All but acknowledging his wife's presidential campaign has fizzled to naught, Bill Clinton today argued she should be the number two person on the Dems' ticket.
Pushing his case, the ex-president re-tooled his spouse's earlier contention that a presidential candidate should be ready to command on day one.
A vice presidential candidate also has to be primed to preside immediately -- or at least by day 120 -- and no one is better equipped than Hillary Clinton, Bill Clinton said.
"We all know that President James A. Garfield was assassinated four months after taking office," Bill Clinton said in an interview with ABC's George Stephanopoulos.

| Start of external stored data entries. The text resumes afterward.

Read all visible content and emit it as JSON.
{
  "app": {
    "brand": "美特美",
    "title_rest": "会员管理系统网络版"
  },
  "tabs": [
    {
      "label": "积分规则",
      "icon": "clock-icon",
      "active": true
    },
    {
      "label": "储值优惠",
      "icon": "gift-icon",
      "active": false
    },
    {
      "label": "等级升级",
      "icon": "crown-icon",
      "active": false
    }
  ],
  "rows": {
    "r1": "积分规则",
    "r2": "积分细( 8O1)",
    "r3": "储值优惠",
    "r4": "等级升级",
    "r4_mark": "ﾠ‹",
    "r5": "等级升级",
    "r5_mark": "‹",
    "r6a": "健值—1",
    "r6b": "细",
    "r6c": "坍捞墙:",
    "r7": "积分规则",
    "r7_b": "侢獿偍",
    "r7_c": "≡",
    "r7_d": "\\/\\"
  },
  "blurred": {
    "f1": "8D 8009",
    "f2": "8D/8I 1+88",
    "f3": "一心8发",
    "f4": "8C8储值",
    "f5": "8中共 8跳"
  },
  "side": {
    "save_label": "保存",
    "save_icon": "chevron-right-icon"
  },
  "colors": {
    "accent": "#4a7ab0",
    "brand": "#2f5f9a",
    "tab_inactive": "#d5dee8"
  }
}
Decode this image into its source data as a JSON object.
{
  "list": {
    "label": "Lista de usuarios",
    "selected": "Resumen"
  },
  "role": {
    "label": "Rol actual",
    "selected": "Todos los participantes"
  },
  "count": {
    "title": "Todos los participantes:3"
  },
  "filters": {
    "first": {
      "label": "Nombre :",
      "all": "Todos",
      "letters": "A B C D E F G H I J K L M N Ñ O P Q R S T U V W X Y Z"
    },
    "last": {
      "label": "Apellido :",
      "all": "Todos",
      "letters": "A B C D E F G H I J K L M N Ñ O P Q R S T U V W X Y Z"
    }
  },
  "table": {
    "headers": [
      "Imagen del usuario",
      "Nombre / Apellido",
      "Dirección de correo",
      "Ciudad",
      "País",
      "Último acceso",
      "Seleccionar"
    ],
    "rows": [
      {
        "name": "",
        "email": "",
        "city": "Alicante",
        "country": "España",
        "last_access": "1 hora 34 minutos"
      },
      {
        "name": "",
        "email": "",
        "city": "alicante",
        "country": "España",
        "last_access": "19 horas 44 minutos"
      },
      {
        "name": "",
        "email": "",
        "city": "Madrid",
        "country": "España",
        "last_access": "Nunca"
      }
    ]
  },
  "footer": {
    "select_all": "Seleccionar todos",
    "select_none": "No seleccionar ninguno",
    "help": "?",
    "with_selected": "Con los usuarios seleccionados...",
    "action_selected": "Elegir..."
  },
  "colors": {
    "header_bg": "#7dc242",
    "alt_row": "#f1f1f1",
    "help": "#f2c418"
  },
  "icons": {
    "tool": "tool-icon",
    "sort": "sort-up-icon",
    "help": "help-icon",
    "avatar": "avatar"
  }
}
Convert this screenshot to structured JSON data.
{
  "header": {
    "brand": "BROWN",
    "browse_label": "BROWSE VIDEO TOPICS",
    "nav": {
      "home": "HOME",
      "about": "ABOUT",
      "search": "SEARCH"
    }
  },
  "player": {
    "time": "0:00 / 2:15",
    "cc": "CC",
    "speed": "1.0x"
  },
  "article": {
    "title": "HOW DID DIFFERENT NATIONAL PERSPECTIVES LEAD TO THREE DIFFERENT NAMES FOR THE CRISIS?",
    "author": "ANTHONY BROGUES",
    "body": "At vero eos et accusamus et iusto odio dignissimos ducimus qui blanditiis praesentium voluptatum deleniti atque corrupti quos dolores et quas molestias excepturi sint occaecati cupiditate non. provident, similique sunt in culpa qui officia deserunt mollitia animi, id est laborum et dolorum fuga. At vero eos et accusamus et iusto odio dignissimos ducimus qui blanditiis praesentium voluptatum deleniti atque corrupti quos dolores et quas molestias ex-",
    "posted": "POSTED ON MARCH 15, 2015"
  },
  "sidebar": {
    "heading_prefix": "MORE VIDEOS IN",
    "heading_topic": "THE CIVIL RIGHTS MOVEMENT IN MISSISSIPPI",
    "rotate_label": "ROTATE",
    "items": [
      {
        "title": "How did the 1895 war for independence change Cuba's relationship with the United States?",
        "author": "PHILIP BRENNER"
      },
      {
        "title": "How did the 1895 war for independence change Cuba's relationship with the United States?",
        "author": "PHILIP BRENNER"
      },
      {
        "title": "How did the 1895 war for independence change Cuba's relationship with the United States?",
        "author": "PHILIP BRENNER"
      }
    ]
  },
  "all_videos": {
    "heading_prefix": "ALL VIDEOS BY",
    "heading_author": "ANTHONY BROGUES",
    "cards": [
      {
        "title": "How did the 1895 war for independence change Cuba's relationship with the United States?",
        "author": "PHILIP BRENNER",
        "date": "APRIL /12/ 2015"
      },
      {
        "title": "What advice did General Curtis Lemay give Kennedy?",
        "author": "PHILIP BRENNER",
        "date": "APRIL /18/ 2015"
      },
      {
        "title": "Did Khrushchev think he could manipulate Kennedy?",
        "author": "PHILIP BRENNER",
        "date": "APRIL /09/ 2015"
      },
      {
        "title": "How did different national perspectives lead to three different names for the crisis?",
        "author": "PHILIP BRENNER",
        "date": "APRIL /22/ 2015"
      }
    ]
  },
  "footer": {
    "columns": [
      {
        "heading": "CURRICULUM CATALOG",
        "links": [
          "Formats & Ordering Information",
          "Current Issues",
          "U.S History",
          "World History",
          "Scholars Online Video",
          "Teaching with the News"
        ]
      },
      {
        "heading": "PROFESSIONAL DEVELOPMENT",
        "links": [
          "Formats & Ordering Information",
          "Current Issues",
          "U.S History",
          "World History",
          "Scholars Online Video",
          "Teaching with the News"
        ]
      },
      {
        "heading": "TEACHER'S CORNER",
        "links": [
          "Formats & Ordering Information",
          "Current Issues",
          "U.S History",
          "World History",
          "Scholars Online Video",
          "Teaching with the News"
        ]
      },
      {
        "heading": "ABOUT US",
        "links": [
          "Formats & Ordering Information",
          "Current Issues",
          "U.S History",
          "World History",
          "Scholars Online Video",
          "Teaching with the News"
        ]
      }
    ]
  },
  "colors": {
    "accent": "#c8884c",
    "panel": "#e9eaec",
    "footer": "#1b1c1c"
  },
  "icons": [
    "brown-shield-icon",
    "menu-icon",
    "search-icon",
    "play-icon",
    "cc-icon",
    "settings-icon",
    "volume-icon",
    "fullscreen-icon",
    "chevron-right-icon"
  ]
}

Stephanopoulos' journalistic antennae shot up and he immediately asked the former president (who also happens to have been Stephanopoulos' former boss), "Don't you think the Barack Obama campaign will take offense at that?"
Bill Clinton turned beet red in the cheeks and the nose, glaring at his former press secretary before responding, "Do you think I'm going to stand here and let you play the race card on me when you know I wouldn't let them do it on me?"
Stephanopoulos let the matter drop but the interview was posted on You Tube and within an hour White House journalists were peppering Bush Press Secretary Dana Perino with questions on the growing controversy.
"Who's James Garfield?" was Perino's first reaction.
Told he was the twentieth president of the United States who was shot by an assassin and died two months later, in September of 1881, Perino said, "Uh-oh. I think we'll just watch from the sidelines."
As for the Obama camp, a spokesperson said that after the RFK flare-up she'd just as soon let this controversy die a natural death, as she hoped a certain ex-president would also do.